Boston, MA – Each year, tens of thousands of patients have all or part of their thyroids removed to rule out cancer because of suspicious, but uncertain, cytology test results. In the majority of cases, the suspicious thyroid nodules are determined to be ultimately benign.
Now, new research led by Brigham and Women’s Hospital (BWH) finds that a novel, genomic diagnostic test that measures the expression of 167 genes has shown promise in improving pre-operative risk assessment by re-classifying otherwise indeterminate results from thyroid biopsies as either benign or suspicious. These findings are published early online in the New England Journal of Medicine.
“Our findings show that the gene expression test can substantially reclassify otherwise inconclusive results from thyroid biopsies, said Erik Alexander, MD, lead author of the paper and a physician-researcher in the Division of Endocrinology, Diabetes and Hypertension at Brigham and Women’s Hospital. “Currently, indeterminate thyroid nodules are usually referred for thyroid surgery given the unanswered question of thyroid cancer. While all care should be personalized, our findings suggest that this test has the potential to drastically reduce unnecessary surgery and allow physicians to monitor many patients in a more conservative fashion.”
Thyroid nodules are common and ultrasound-guided needle biopsies (fine needle aspiration) have been shown to accurately identify about 65-75 percent of nodules as benign. Approximately five-10 percent of diagnostic biopsies are malignant. The remaining biopsies produce indeterminate results – occurring about fifteen to thirty percent of the time. For these patients, there remains substantial concern for thyroid cancer, though the diagnosis is uncertain. Because of the concern for cancer, in most cases, all or part of the thyroid is removed for final diagnosis. However, the nodule is ultimately benign in seventy to eighty percent of cases. For these patients, surgery was not needed and the patient was unnecessarily exposed to the cost, risk and morbidity associated with this intervention.
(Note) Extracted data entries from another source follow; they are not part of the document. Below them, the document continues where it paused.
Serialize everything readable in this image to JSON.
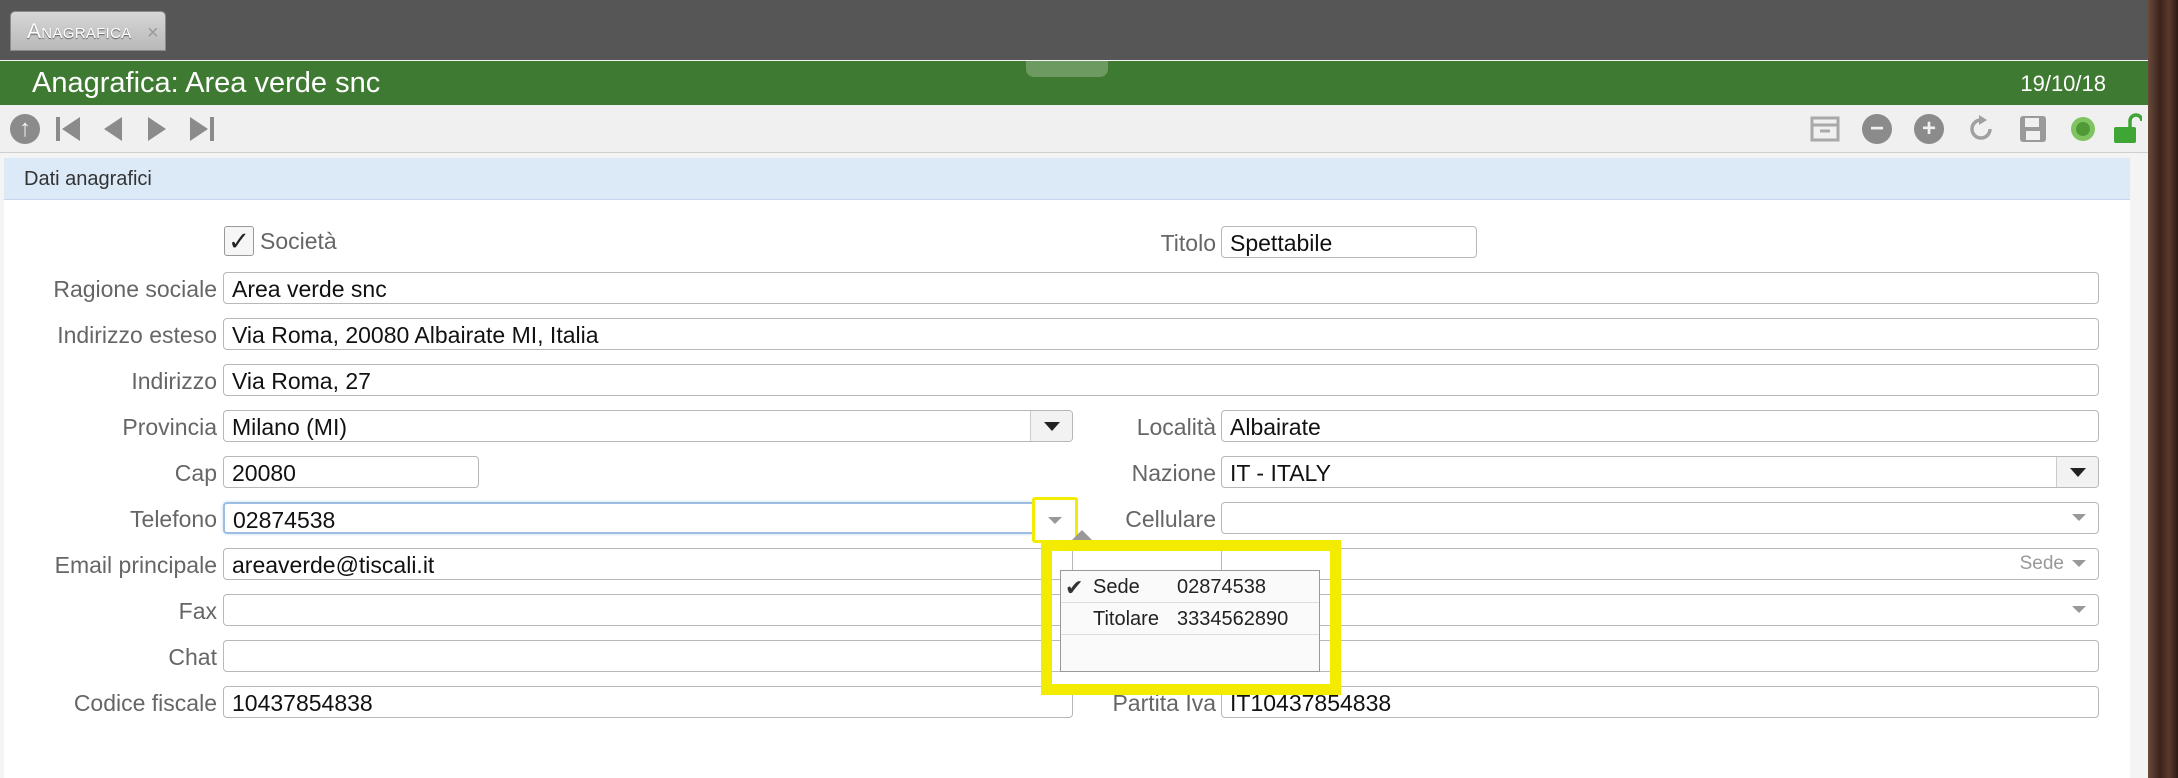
{
  "tab": {
    "label": "Anagrafica",
    "close": "×"
  },
  "header": {
    "title": "Anagrafica: Area verde snc",
    "date": "19/10/18"
  },
  "section": {
    "label": "Dati anagrafici"
  },
  "colors": {
    "header_green": "#3f7a32",
    "highlight_yellow": "#f3ec00",
    "section_blue": "#dce9f7"
  },
  "toolbar": {
    "left": [
      "up-circle-icon",
      "first-record-icon",
      "previous-record-icon",
      "next-record-icon",
      "last-record-icon"
    ],
    "right": [
      "archive-icon",
      "minus-circle-icon",
      "plus-circle-icon",
      "refresh-icon",
      "save-icon",
      "status-dot-icon",
      "unlock-icon"
    ]
  },
  "form": {
    "societa": {
      "label": "Società",
      "checked": true
    },
    "titolo": {
      "label": "Titolo",
      "value": "Spettabile"
    },
    "ragione_sociale": {
      "label": "Ragione sociale",
      "value": "Area verde snc"
    },
    "indirizzo_esteso": {
      "label": "Indirizzo esteso",
      "value": "Via Roma, 20080 Albairate MI, Italia"
    },
    "indirizzo": {
      "label": "Indirizzo",
      "value": "Via Roma, 27"
    },
    "provincia": {
      "label": "Provincia",
      "value": "Milano (MI)"
    },
    "localita": {
      "label": "Località",
      "value": "Albairate"
    },
    "cap": {
      "label": "Cap",
      "value": "20080"
    },
    "nazione": {
      "label": "Nazione",
      "value": "IT - ITALY"
    },
    "telefono": {
      "label": "Telefono",
      "value": "02874538"
    },
    "cellulare": {
      "label": "Cellulare",
      "value": ""
    },
    "email": {
      "label": "Email principale",
      "value": "areaverde@tiscali.it",
      "type_label": "Sede"
    },
    "fax": {
      "label": "Fax",
      "value": ""
    },
    "chat": {
      "label": "Chat",
      "value": ""
    },
    "codice_fiscale": {
      "label": "Codice fiscale",
      "value": "10437854838"
    },
    "partita_iva": {
      "label": "Partita Iva",
      "value": "IT10437854838"
    }
  },
  "phone_popup": {
    "items": [
      {
        "name": "Sede",
        "number": "02874538",
        "selected": true
      },
      {
        "name": "Titolare",
        "number": "3334562890",
        "selected": false
      }
    ]
  }
}
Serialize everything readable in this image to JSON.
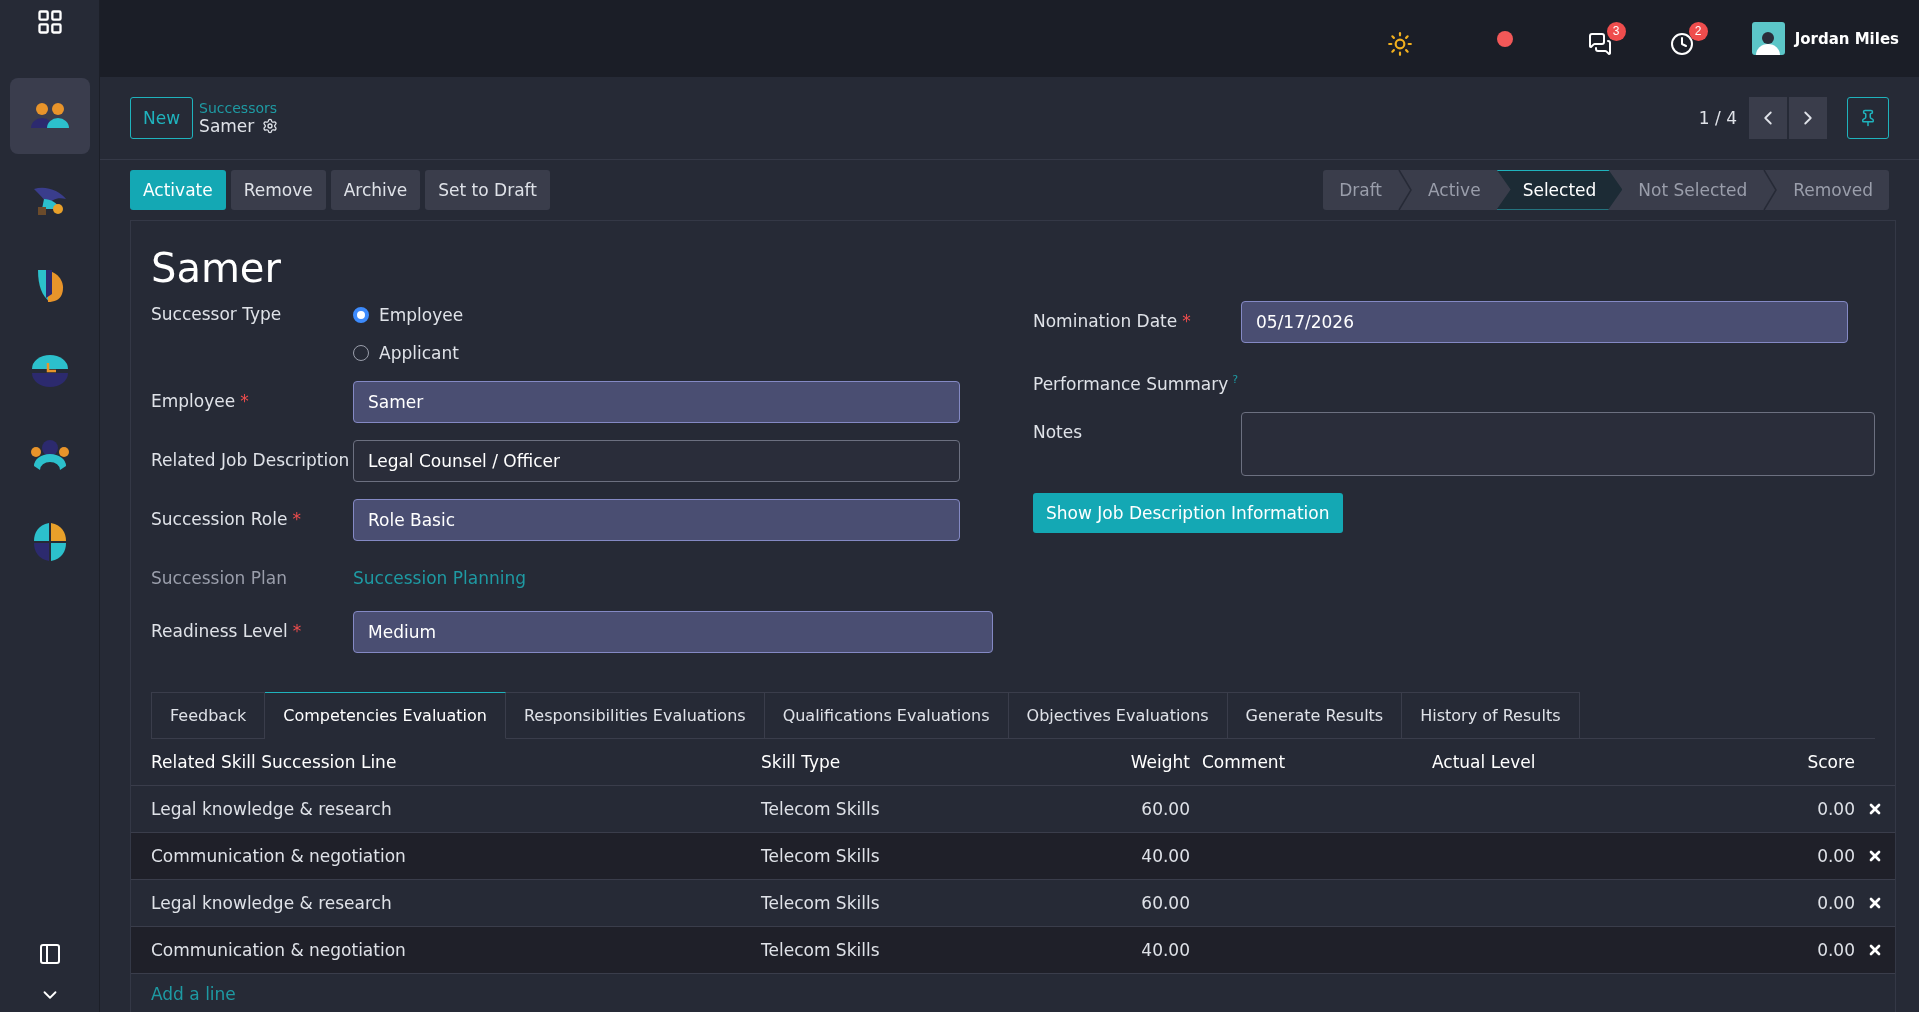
{
  "topbar": {
    "notifications": [
      {
        "kind": "messages",
        "count": "3"
      },
      {
        "kind": "activities",
        "count": "2"
      }
    ],
    "user": {
      "name": "Jordan Miles"
    }
  },
  "sidebar": {
    "apps": [
      {
        "kind": "people",
        "selected": true
      },
      {
        "kind": "bird",
        "selected": false
      },
      {
        "kind": "letter",
        "selected": false
      },
      {
        "kind": "clock",
        "selected": false
      },
      {
        "kind": "team",
        "selected": false
      },
      {
        "kind": "quarters",
        "selected": false
      }
    ]
  },
  "control_panel": {
    "new_button": "New",
    "breadcrumb": "Successors",
    "record": "Samer",
    "pager": "1 / 4"
  },
  "actions": [
    {
      "label": "Activate",
      "primary": true
    },
    {
      "label": "Remove",
      "primary": false
    },
    {
      "label": "Archive",
      "primary": false
    },
    {
      "label": "Set to Draft",
      "primary": false
    }
  ],
  "statusbar": [
    {
      "label": "Draft",
      "selected": false
    },
    {
      "label": "Active",
      "selected": false
    },
    {
      "label": "Selected",
      "selected": true
    },
    {
      "label": "Not Selected",
      "selected": false
    },
    {
      "label": "Removed",
      "selected": false
    }
  ],
  "form": {
    "title": "Samer",
    "successor_type": {
      "label": "Successor Type",
      "options": [
        {
          "label": "Employee",
          "selected": true
        },
        {
          "label": "Applicant",
          "selected": false
        }
      ]
    },
    "left_fields": [
      {
        "label": "Employee",
        "required_mark": "*",
        "kind": "input",
        "value": "Samer"
      },
      {
        "label": "Related Job Description",
        "kind": "input",
        "value": "Legal Counsel / Officer"
      },
      {
        "label": "Succession Role",
        "required_mark": "*",
        "kind": "input",
        "value": "Role Basic"
      },
      {
        "label": "Succession Plan",
        "kind": "link",
        "value": "Succession Planning"
      },
      {
        "label": "Readiness Level",
        "required_mark": "*",
        "kind": "select",
        "value": "Medium"
      }
    ],
    "right_fields": [
      {
        "label": "Nomination Date",
        "required_mark": "*",
        "kind": "input",
        "value": "05/17/2026"
      },
      {
        "label": "Performance Summary",
        "help_mark": "?",
        "kind": "empty"
      },
      {
        "label": "Notes",
        "kind": "textarea"
      }
    ],
    "info_button": "Show Job Description Information"
  },
  "tabs": [
    {
      "label": "Feedback",
      "selected": false
    },
    {
      "label": "Competencies Evaluation",
      "selected": true
    },
    {
      "label": "Responsibilities Evaluations",
      "selected": false
    },
    {
      "label": "Qualifications Evaluations",
      "selected": false
    },
    {
      "label": "Objectives Evaluations",
      "selected": false
    },
    {
      "label": "Generate Results",
      "selected": false
    },
    {
      "label": "History of Results",
      "selected": false
    }
  ],
  "table": {
    "columns": [
      "Related Skill Succession Line",
      "Skill Type",
      "Weight",
      "Comment",
      "Actual Level",
      "Score"
    ],
    "rows": [
      [
        "Legal knowledge & research",
        "Telecom Skills",
        "60.00",
        "",
        "",
        "0.00"
      ],
      [
        "Communication & negotiation",
        "Telecom Skills",
        "40.00",
        "",
        "",
        "0.00"
      ],
      [
        "Legal knowledge & research",
        "Telecom Skills",
        "60.00",
        "",
        "",
        "0.00"
      ],
      [
        "Communication & negotiation",
        "Telecom Skills",
        "40.00",
        "",
        "",
        "0.00"
      ]
    ],
    "add_line": "Add a line"
  }
}
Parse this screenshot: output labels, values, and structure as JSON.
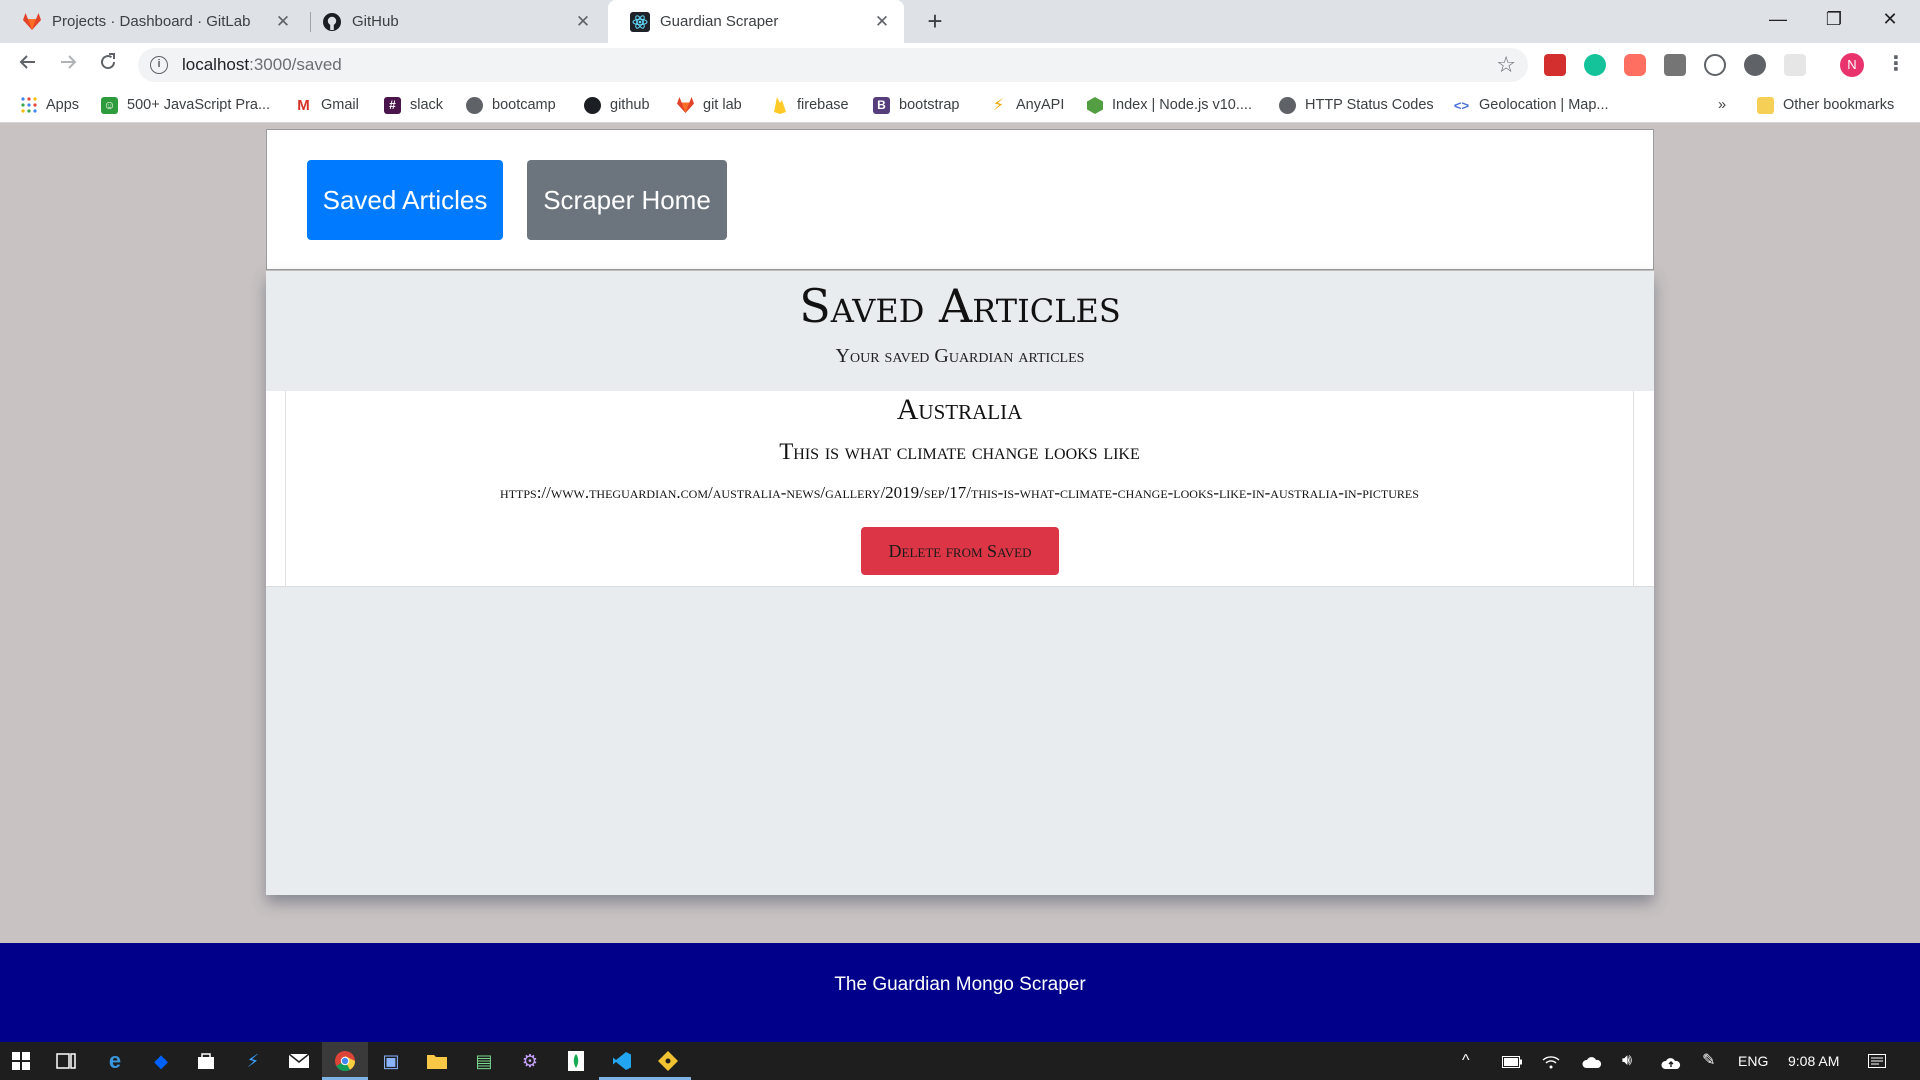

In this research study, researchers enrolled 3,789 patients and collected 4,812 thyroid samples from nodules larger than 1 cm and evaluated the effectiveness of a novel gene expression test in 265 thyroid samples that were cytologically indeterminate (suspicious for cancer, though not conclusive) from 49 different academic and community hospital sites around the United States. Samples were simultaneously collected for the standard-of-care cytology analysis, as well as one or two additional needle sticks for inclusion in the study. If the cytology result was indeterminate, the study sample was then analyzed using the gene expression test. Thyroid surgery was performed based on the judgment of the treating physician who was blinded to the test results. At completion of the study, the gene expression test results were compared to final histopathology diagnosis (the gold-standard diagnosis) provided by two blinded pathology experts following their review of the surgical tissue sample.
For all cytologically indeterminate nodules, the researchers found that when the gene expression test was benign, histopathological analysis of the nodule proved it benign 93 percent of the time. And when applied to lower risk subgroups of indeterminate thyroid samples labeled “atypia (or follicular lesion) of an undetermined significance” or “follicular neoplasm,” the accuracy improved to 94 and 95 percent, respectively.
“This very high negative predictive value is comparable to that of a cytologically benign cytology result. Therefore, such a result will allow clinicians to recommend a more conservative approach of watching waiting in lieu of diagnostic surgery,” said Alexander. “It is estimated that over 50 percent of current thyroid surgeries are performed unnecessarily (for cytologically indeterminate, though histopathologically benign nodules), and therefore could be impacted by the gene expression test.”
The study was co-led by Bryan R. Haugen, M.D., professor of medicine and pathology, and Head, Division of Endocrinology, Metabolism & Diabetes at the University of Colorado. Researchers from the Perelman School of Medicine at the University of Pennsylvania, The Ohio State University College of Medicine, Centro Diagnostico Italiano, University of Washington School of Medicine, University of Cincinnati College of Medicine, Johns Hopkins University School of Medicine and Veracyte, Inc. contributed to the study.
The genomic test, Afirma Gene Expression Classifier, is manufactured by Veracyte, Inc. The study was funded by a research grant by Veracyte, Inc. to the institutions of the study investigators. The co-principle investigators, in conjunction with a steering committee, had complete control of the study design, analysis, and reporting of results.